In a traditional network including printers, a print server is connected to one or more physical printers and one or more print clients. Typically, these client computers send information to be printed in the form of a document, called a print job, encoded in some intermediate data format to the print server along with information regarding which printer should be used. When the print server receives the print job and printer information, it routes the job to the appropriate print queue associated with the chosen printer. As the server prints jobs from the queue to the attached printer, it interprets and translates the print jobs using stored information regarding the printer, including administrative settings, printer settings and the printer driver. The print server then renders the print jobs from the transferred intermediate data format to a native printer language and sends them to the printer. The process of rendering is simply this translation from some intermediate data format to the final printer-specific format that can be sent directly to the printer.
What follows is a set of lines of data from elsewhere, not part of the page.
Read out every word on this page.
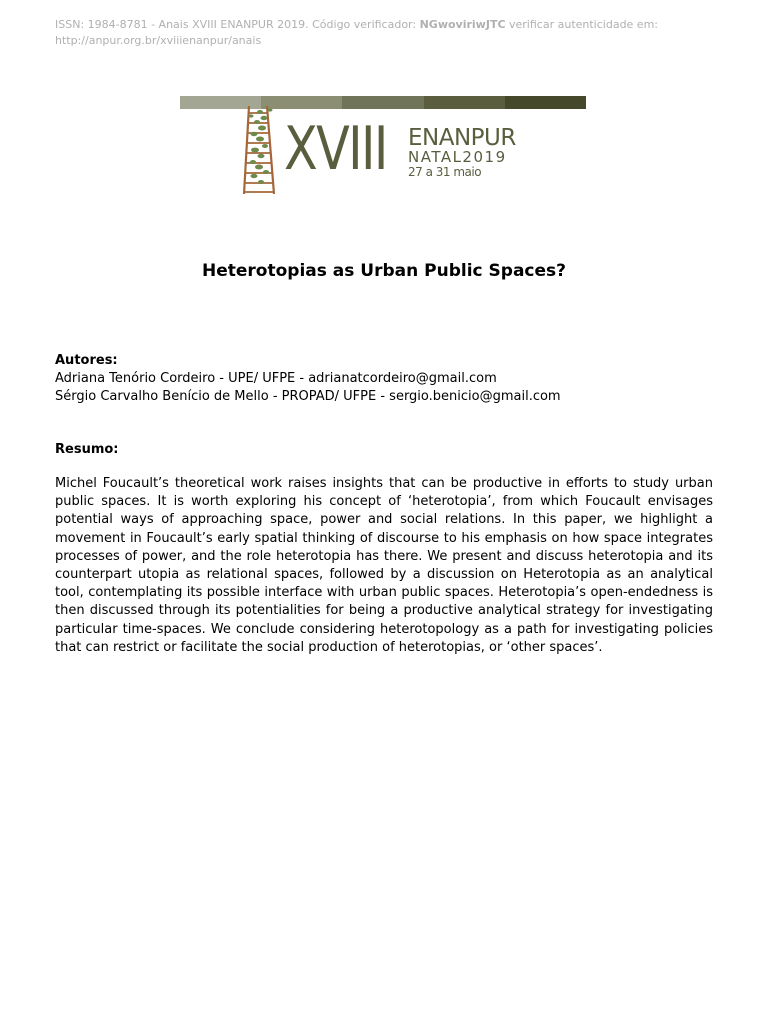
ISSN: 1984-8781 - Anais XVIII ENANPUR 2019. Código verificador: NGwoviriwJTC verificar autenticidade em:
http://anpur.org.br/xviiienanpur/anais
XVIII ENANPUR
NATAL2019
27 a 31 maio
Heterotopias as Urban Public Spaces?
Autores:
Adriana Tenório Cordeiro - UPE/ UFPE - adrianatcordeiro@gmail.com
Sérgio Carvalho Benício de Mello - PROPAD/ UFPE - sergio.benicio@gmail.com
Resumo:

Michel Foucault’s theoretical work raises insights that can be productive in efforts to study urban public spaces. It is worth exploring his concept of ‘heterotopia’, from which Foucault envisages potential ways of approaching space, power and social relations. In this paper, we highlight a movement in Foucault’s early spatial thinking of discourse to his emphasis on how space integrates processes of power, and the role heterotopia has there. We present and discuss heterotopia and its counterpart utopia as relational spaces, followed by a discussion on Heterotopia as an analytical tool, contemplating its possible interface with urban public spaces. Heterotopia’s open-endedness is then discussed through its potentialities for being a productive analytical strategy for investigating particular time-spaces. We conclude considering heterotopology as a path for investigating policies that can restrict or facilitate the social production of heterotopias, or ‘other spaces’.
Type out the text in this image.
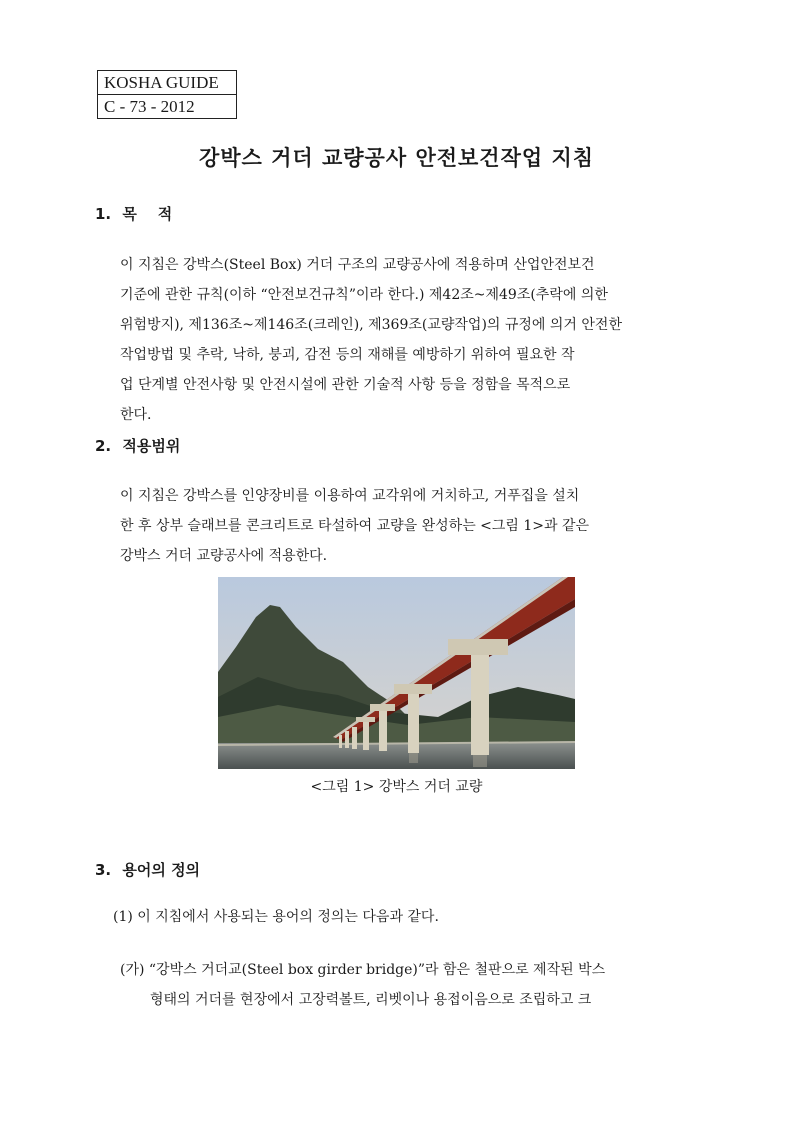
KOSHA GUIDE
C - 73 - 2012
강박스 거더 교량공사 안전보건작업 지침
1. 목    적
이 지침은 강박스(Steel Box) 거더 구조의 교량공사에 적용하며 산업안전보건
기준에 관한 규칙(이하 “안전보건규칙”이라 한다.) 제42조~제49조(추락에 의한
위험방지), 제136조~제146조(크레인), 제369조(교량작업)의 규정에 의거 안전한
작업방법 및 추락, 낙하, 붕괴, 감전 등의 재해를 예방하기 위하여 필요한 작
업 단계별 안전사항 및 안전시설에 관한 기술적 사항 등을 정함을 목적으로
한다.
2. 적용범위
이 지침은 강박스를 인양장비를 이용하여 교각위에 거치하고, 거푸집을 설치
한 후 상부 슬래브를 콘크리트로 타설하여 교량을 완성하는 <그림 1>과 같은
강박스 거더 교량공사에 적용한다.
<그림 1> 강박스 거더 교량
3. 용어의 정의
(1) 이 지침에서 사용되는 용어의 정의는 다음과 같다.
(가) “강박스 거더교(Steel box girder bridge)”라 함은 철판으로 제작된 박스
형태의 거더를 현장에서 고장력볼트, 리벳이나 용접이음으로 조립하고 크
This thin client and robust server technology has a number of associated problems. The most significant problem with this resource-intensive server side rendering is the difficulty in scaling server networks. Since clients provide little print functionality, off-loading these tasks instead to the server, the number of actively printing clients connected to a print server must be strictly limited to avoid overloading the server. Another difficulty is inherent in applying administrative and printer settings once the print job has reached the server without informing the client. If the client is unaware of which administrative settings are in effect, the actual print output may be unexpected. Yet another shortcoming of typical print networks arises in those cases in which a client sends a print job in an intermediate data format specified by the particular printer's driver. If, for some reason, the printer drivers stored by the server and client are different, the server's translation of this intermediate data format might fail, yielding poor printing performance. Finally, since print jobs are queued solely on the server, server side rendering discourages offline printing. In a typical print network, when a server goes offline, a client is not only unable to use a printer connected to that server, but also will not queue documents for that offline printer. Thus, the responsibility falls on the user of the client to print a particular document when the server becomes available once again.
Some print network implementations have solved some but not all of the problems described above. So, for example, client side rendering has been supported in some print networks. In a client side rendering implementation, the print server routes print jobs to the appropriate printers, but the client performs the rendering of a document in the intermediate data format to the native printer language. While clients are able to pass this printer-formatted document to the print server, the problem remains that the client's intended formatting may not correctly apply the administrative settings stored on the server. In addition, off-line rendering of the document by the client might violate administrative mandates and so is often not enabled.
In other print networks, administrative settings are communicated to the client, but the client is unable to render the document and instead sends the intermediate data format to the print server for rendering. In these networks, many of the problems described in the preceding paragraphs remain. Print server scaling remains nearly impossible in these networks as the servers are still burdened with the task of rendering documents, and server and client print drivers must be assiduously matched.
As a result, there remains a need for a print network that supports offline printing, as an automated and transparent printing solution.